Joseph Kony has led the Resistance Army since 1988, after taking control from his cousin, Alice Lakwena. Kony considers himself a prophet and a mystic.
“He [Kony] uses children, who are more malleable, to advance his military action,” Hackett said.
The army is waging open conflict against the Ugandan government, led by President Yoweri Museveni. The resistance army is made up by fewer than 1,000 adult soldiers while the rest are young children forced to fight.
“The fact that so few people can sustain a rebellion against a developing nation for over two decades is testament to the sheer negligence of the international community, allowing this conflict to go unresolved for so long,” said Chris Martin, representative of Amnesty International UT.

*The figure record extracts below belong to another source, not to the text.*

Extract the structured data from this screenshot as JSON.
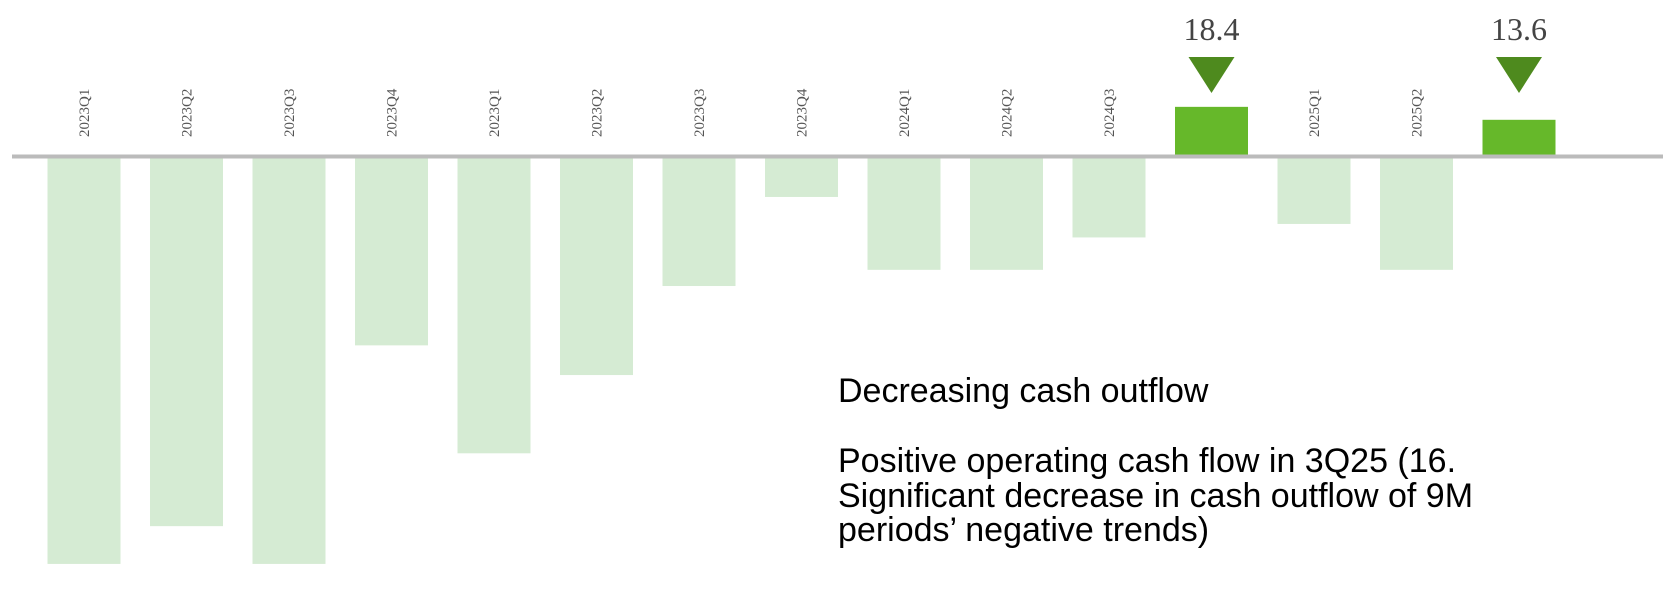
{
  "chart_data": {
    "type": "bar",
    "categories": [
      "2023Q1",
      "2023Q2",
      "2023Q3",
      "2023Q4",
      "2023Q1",
      "2023Q2",
      "2023Q3",
      "2023Q4",
      "2024Q1",
      "2024Q2",
      "2024Q3",
      null,
      "2025Q1",
      "2025Q2",
      null
    ],
    "values": [
      -151,
      -137,
      -151,
      -70,
      -110,
      -81,
      -48,
      -15,
      -42,
      -42,
      -30,
      18.4,
      -25,
      -42,
      13.6
    ],
    "value_labels": [
      null,
      null,
      null,
      null,
      null,
      null,
      null,
      null,
      null,
      null,
      null,
      "18.4",
      null,
      null,
      "13.6"
    ],
    "color": "#66b82a",
    "negative_color": "#d5ebd3",
    "ylim": [
      -164,
      58
    ],
    "annotations": [
      "Decreasing cash outflow",
      "Positive operating cash flow in 3Q25 (16.",
      "Significant decrease in cash outflow of 9M",
      "periods’ negative trends)"
    ]
  }
}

Currently peace talks are being held in Juba, Sudan. But the country, which is steeped in its own humanitarian crisis in Darfur, has little bargaining power to broker peace.
“The government of Uganda is not doing anything to protect these children. The U.S. needs to push the U.N. to take action,” said Nina Dobratz, president of Amnesty International UT.
According to one member of the group, Washington involvement appears distant from the crisis.
“The U.S. government has given little attention to this crisis in Uganda. Some of these students went up to Washington, D.C. last week to a forum on this crisis,” said Lindsay McClain, a freshman and member of Amnesty International UT. “They went to Senator (Bill) Frist’s and Senator (Lamar) Alexander’s offices, but their staffers kept saying, ‘Darfur, Darfur, Darfur.’ They kept confusing the two. They’re neighbors but they’re different.”
The peace talks are making some headway.
“People are slowly leaving the IDPs to return home. But some of them have been gone for years, and don’t know what to expect,” Hackett said.
Interest in Uganda is growing.
“The attention is there now,” said Johanna Stiebert, a professor of religious studies and faculty adviser of UT’s Amnesty International. “There is far more coverage in the mainstream press.”
Oprah Winfrey has even covered the abductions, she said.
“Our aim is that the GuluWalk will become an annual event in Knoxville — that it will become bigger and better and raise more money until no more GuluWalks are needed because the war in Uganda will finally be a thing of the past,” Stiebert said.